If we're trying to take an agile approach, and deliver full working products with each iteration, we can improve each step of the user story map over time. This example is a little contrived, but the "book reservations" step of the restaurant journey could be done on pencil and paper to start quickly, then moved online to a 3rd party site at a later point in time, and if so desired, booking services can be directly integrated with the restaurant's website, in the most polished, final implementation.

Journey Map

The point is that by taking "slices" out of the story map, you can focus on delivering full experiences quickly and learning, prior to overbuilding a feature for a single step of the journey.

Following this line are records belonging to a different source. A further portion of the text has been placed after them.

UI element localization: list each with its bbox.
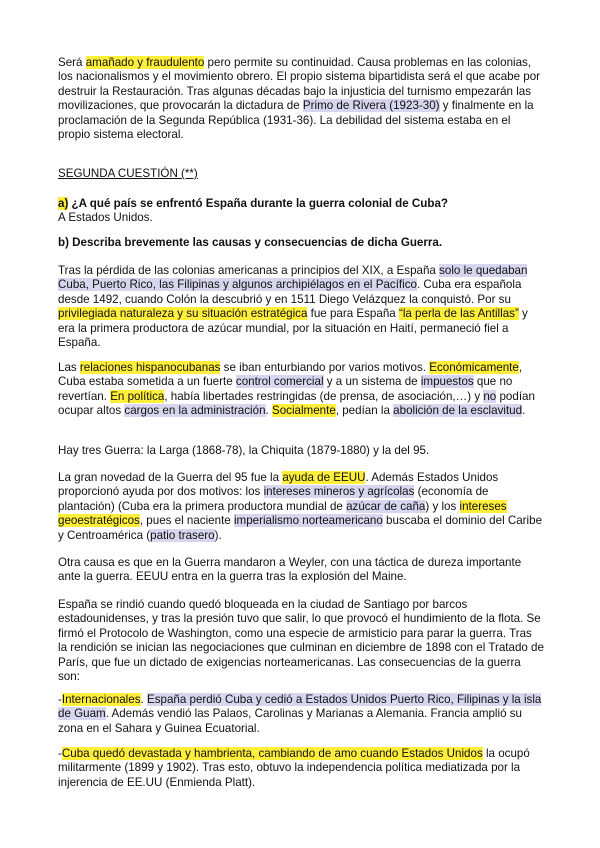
paragraph-consecuencias-internacionales: -Internacionales. España perdió Cuba y cedió a Estados Unidos Puerto Rico, Filipinas y la isla de Guam. Además vendió las Palaos, Carolinas y Marianas a Alemania. Francia amplió su zona en el Sahara y Guinea Ecuatorial. bbox=[58, 693, 542, 735]
highlight-yellow: ayuda de EEUU bbox=[282, 471, 366, 484]
highlight-yellow: “la perla de las Antillas” bbox=[398, 307, 519, 321]
paragraph-relaciones: Las relaciones hispanocubanas se iban enturbiando por varios motivos. Económicamente, Cuba estaba sometida a un fuerte control comercial y a un sistema de impuestos que no revertían. En política, había libertades restringidas (de prensa, de asociación,…) y no podían ocupar altos cargos en la administración. Socialmente, pedían la abolición de la esclavitud. bbox=[58, 361, 535, 418]
highlight-yellow: privilegiada naturaleza y su situación estratégica bbox=[58, 307, 308, 321]
highlight-lavender: imperialismo norteamericano bbox=[233, 514, 383, 528]
highlight-lavender: impuestos bbox=[420, 375, 474, 389]
highlight-lavender: intereses mineros y agrícolas bbox=[263, 485, 415, 499]
paragraph-restauracion bbox=[58, 56, 544, 142]
highlight-lavender: abolición de la esclavitud bbox=[393, 404, 523, 418]
highlight-lavender: control comercial bbox=[235, 375, 324, 389]
highlight-lavender: patio trasero bbox=[150, 528, 215, 542]
paragraph-rendicion: España se rindió cuando quedó bloqueada en la ciudad de Santiago por barcos estadounidenses, y tras la presión tuvo que salir, lo que provocó el hundimiento de la flota. Se firmó el Protocolo de Washington, como una especie de armisticio para parar la guerra. Tras la rendición se inician las negociaciones que culminan en diciembre de 1898 con el Tratado de París, que fue un dictado de exigencias norteamericanas. Las consecuencias de la guerra son: bbox=[58, 598, 544, 684]
question-a-label: a) bbox=[58, 197, 69, 210]
text: pero permite su continuidad. Causa problemas en las colonias, los nacionalismos y el movimiento obrero. El propio sistema bipartidista será el que acabe por destruir la Restauración. Tras algunas décadas bajo la injusticia del turnismo empezarán las movilizaciones, que provocarán la dictadura de bbox=[58, 56, 541, 113]
highlight-yellow: amañado y fraudulento bbox=[85, 56, 205, 69]
text: y finalmente en la proclamación de la Segunda República (1931-36). La debilidad del sistema estaba en el propio sistema electoral. bbox=[58, 99, 534, 142]
highlight-lavender: cargos en la administración bbox=[124, 404, 266, 418]
highlight-yellow: Internacionales bbox=[61, 693, 141, 706]
highlight-lavender: Primo de Rivera (1923-30) bbox=[302, 99, 440, 113]
answer-a: A Estados Unidos. bbox=[58, 211, 153, 225]
question-a bbox=[58, 197, 544, 226]
paragraph-ayuda-eeuu: La gran novedad de la Guerra del 95 fue la ayuda de EEUU. Además Estados Unidos proporcionó ayuda por dos motivos: los intereses mineros y agrícolas (economía de plantación) (Cuba era la primera productora mundial de azúcar de caña) y los intereses geoestratégicos, pues el naciente imperialismo norteamericano buscaba el dominio del Caribe y Centroamérica (patio trasero). bbox=[58, 471, 543, 542]
paragraph-cuba-context: Tras la pérdida de las colonias americanas a principios del XIX, a España solo le quedaban Cuba, Puerto Rico, las Filipinas y algunos archipiélagos en el Pacífico. Cuba era española desde 1492, cuando Colón la descubrió y en 1511 Diego Velázquez la conquistó. Por su privilegiada naturaleza y su situación estratégica fue para España “la perla de las Antillas” y era la primera productora de azúcar mundial, por la situación en Haití, permaneció fiel a España. bbox=[58, 264, 528, 350]
highlight-lavender: azúcar de caña bbox=[346, 499, 426, 513]
highlight-yellow: Económicamente bbox=[429, 361, 519, 374]
text: Será bbox=[58, 56, 86, 69]
highlight-yellow: Cuba quedó devastada y hambrienta, cambiando de amo cuando Estados Unidos bbox=[61, 747, 483, 760]
paragraph-consecuencias-cuba: -Cuba quedó devastada y hambrienta, cambiando de amo cuando Estados Unidos la ocupó militarmente (1899 y 1902). Tras esto, obtuvo la independencia política mediatizada por la injerencia de EE.UU (Enmienda Platt). bbox=[58, 747, 530, 789]
highlight-yellow: relaciones hispanocubanas bbox=[79, 361, 221, 374]
paragraph-tres-guerras: Hay tres Guerra: la Larga (1868-78), la Chiquita (1879-1880) y la del 95. bbox=[58, 444, 430, 457]
paragraph-weyler: Otra causa es que en la Guerra mandaron a Weyler, con una táctica de dureza importante ante la guerra. EEUU entra en la guerra tras la explosión del Maine. bbox=[58, 556, 522, 584]
highlight-yellow: Socialmente bbox=[271, 404, 336, 418]
highlight-lavender: solo le quedaban Cuba, Puerto Rico, las Filipinas y algunos archipiélagos en el Pacífico bbox=[58, 264, 528, 292]
highlight-lavender: no bbox=[483, 389, 497, 403]
question-b bbox=[58, 236, 544, 250]
section-title: SEGUNDA CUESTIÓN (**) bbox=[58, 167, 198, 180]
highlight-yellow: intereses geoestratégicos bbox=[58, 499, 507, 528]
highlight-yellow: En política bbox=[110, 389, 165, 403]
question-a-text: ¿A qué país se enfrentó España durante la guerra colonial de Cuba? bbox=[68, 197, 448, 210]
question-b-text: b) Describa brevemente las causas y consecuencias de dicha Guerra. bbox=[58, 236, 443, 249]
highlight-lavender: España perdió Cuba y cedió a Estados Unidos Puerto Rico, Filipinas y la isla de Guam bbox=[58, 693, 542, 721]
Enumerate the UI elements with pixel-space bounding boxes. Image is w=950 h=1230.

The Problem With Story Mapping Tools

While story maps are a fantastic tool for visualizing the big picture view of the work to be done, my problem is that they don't give a good view of what people are working on right now.

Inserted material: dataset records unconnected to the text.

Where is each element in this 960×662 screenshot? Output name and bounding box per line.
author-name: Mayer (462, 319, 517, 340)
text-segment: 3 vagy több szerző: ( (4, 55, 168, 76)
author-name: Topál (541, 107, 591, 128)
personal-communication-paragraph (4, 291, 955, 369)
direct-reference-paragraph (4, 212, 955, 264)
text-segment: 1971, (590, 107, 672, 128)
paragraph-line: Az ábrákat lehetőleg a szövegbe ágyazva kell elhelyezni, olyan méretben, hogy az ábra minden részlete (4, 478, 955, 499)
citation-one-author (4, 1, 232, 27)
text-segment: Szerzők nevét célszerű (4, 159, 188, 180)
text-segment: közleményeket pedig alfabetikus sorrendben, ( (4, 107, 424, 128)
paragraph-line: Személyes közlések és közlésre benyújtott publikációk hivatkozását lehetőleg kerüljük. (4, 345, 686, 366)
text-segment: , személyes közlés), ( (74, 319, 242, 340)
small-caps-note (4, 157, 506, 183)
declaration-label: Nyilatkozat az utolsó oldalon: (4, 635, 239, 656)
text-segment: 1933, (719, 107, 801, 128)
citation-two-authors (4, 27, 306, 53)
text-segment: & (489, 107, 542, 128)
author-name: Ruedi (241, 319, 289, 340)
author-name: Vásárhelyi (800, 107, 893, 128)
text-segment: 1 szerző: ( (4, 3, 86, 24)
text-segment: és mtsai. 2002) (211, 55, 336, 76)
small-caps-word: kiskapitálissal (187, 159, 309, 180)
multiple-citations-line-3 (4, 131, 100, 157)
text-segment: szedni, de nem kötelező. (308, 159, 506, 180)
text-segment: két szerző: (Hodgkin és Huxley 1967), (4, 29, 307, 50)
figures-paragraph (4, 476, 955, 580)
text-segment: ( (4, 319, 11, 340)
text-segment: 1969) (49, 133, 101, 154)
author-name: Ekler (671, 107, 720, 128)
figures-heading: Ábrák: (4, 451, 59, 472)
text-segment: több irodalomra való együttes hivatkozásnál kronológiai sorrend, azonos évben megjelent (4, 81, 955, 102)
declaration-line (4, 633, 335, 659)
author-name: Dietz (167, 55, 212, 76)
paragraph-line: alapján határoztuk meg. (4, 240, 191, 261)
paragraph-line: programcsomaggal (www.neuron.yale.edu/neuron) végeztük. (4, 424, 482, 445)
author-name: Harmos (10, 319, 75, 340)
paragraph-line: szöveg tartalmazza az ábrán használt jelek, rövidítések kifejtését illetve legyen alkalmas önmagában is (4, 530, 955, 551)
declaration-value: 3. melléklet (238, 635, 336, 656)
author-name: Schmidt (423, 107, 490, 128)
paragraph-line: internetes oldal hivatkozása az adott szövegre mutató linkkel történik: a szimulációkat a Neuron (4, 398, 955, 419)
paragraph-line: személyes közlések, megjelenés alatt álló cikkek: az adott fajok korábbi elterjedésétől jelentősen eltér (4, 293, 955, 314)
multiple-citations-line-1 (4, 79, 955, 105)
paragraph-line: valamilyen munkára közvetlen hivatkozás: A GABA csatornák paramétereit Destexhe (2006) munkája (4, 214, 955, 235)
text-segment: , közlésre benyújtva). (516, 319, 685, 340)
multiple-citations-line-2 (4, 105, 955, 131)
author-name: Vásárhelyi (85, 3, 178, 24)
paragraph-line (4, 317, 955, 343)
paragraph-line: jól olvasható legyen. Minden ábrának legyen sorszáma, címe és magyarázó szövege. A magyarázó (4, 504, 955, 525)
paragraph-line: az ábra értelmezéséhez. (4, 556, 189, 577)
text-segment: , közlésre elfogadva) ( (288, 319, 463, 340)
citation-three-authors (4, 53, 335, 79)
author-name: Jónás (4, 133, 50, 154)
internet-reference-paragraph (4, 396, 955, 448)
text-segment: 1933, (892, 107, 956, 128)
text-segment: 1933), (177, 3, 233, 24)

A minimal Kanban process might have simple lists with To Do, Doing, Done. This is great for showing what's in progress under "Doing", and the UI for moving cards from one column to the next is pretty fast and easy, but the To Do and Done lists might have very little context. A giant list of "To Do's" if often called a "flat backlog", and it's one of the problems that a story map is meant to address.

Flat Backlog

Unfortunately, most tools aren't set up combine both views at the same time. Switching between the macro views (the map) and the micro views (a Kanban board), often involves an integration between the mapping tool, and a project tool, like JIRA or Trello, or it takes a heck of a lot of clicking.

I love the UI and ease of use of Trello, (I wrote about using Trello with physical paper here), and I wanted to see if I could make it work with a structured backlog to track the multiple workstreams I had at work.

Note: seeing the macro/micro views becomes trivial if we're moving physical sticky notes around on a board, but then you lose comment histories, the ability to do remote work, and a whole bunch of other features of the digital world. Enter the metaverse, I suppose.

Hacking Trello

My quick hack was to use a Chrome browser extension that creates what are called "swimlanes" for Trello. (The extension is approiately name Swimlanes for Trello.) It means that the board is divided into horizontal lanes, or sections.

I divided my board into two lanes. One section has the micro view of To Do / Doing / Done for the week, the other section has the macro view with the larger map.

Forest and Trees

Thoughts So Far

So far, at least for my hybrid paper/Trello system, I like it. I have about 8 or 9 distinct categories of work that that I'm involved with at my day job, and although they don't necessarily fit into a journey map structure, It gives me a nice view of everything I have going on (the big picture in macro), and a way to make it clear what I should be working no now (the micro).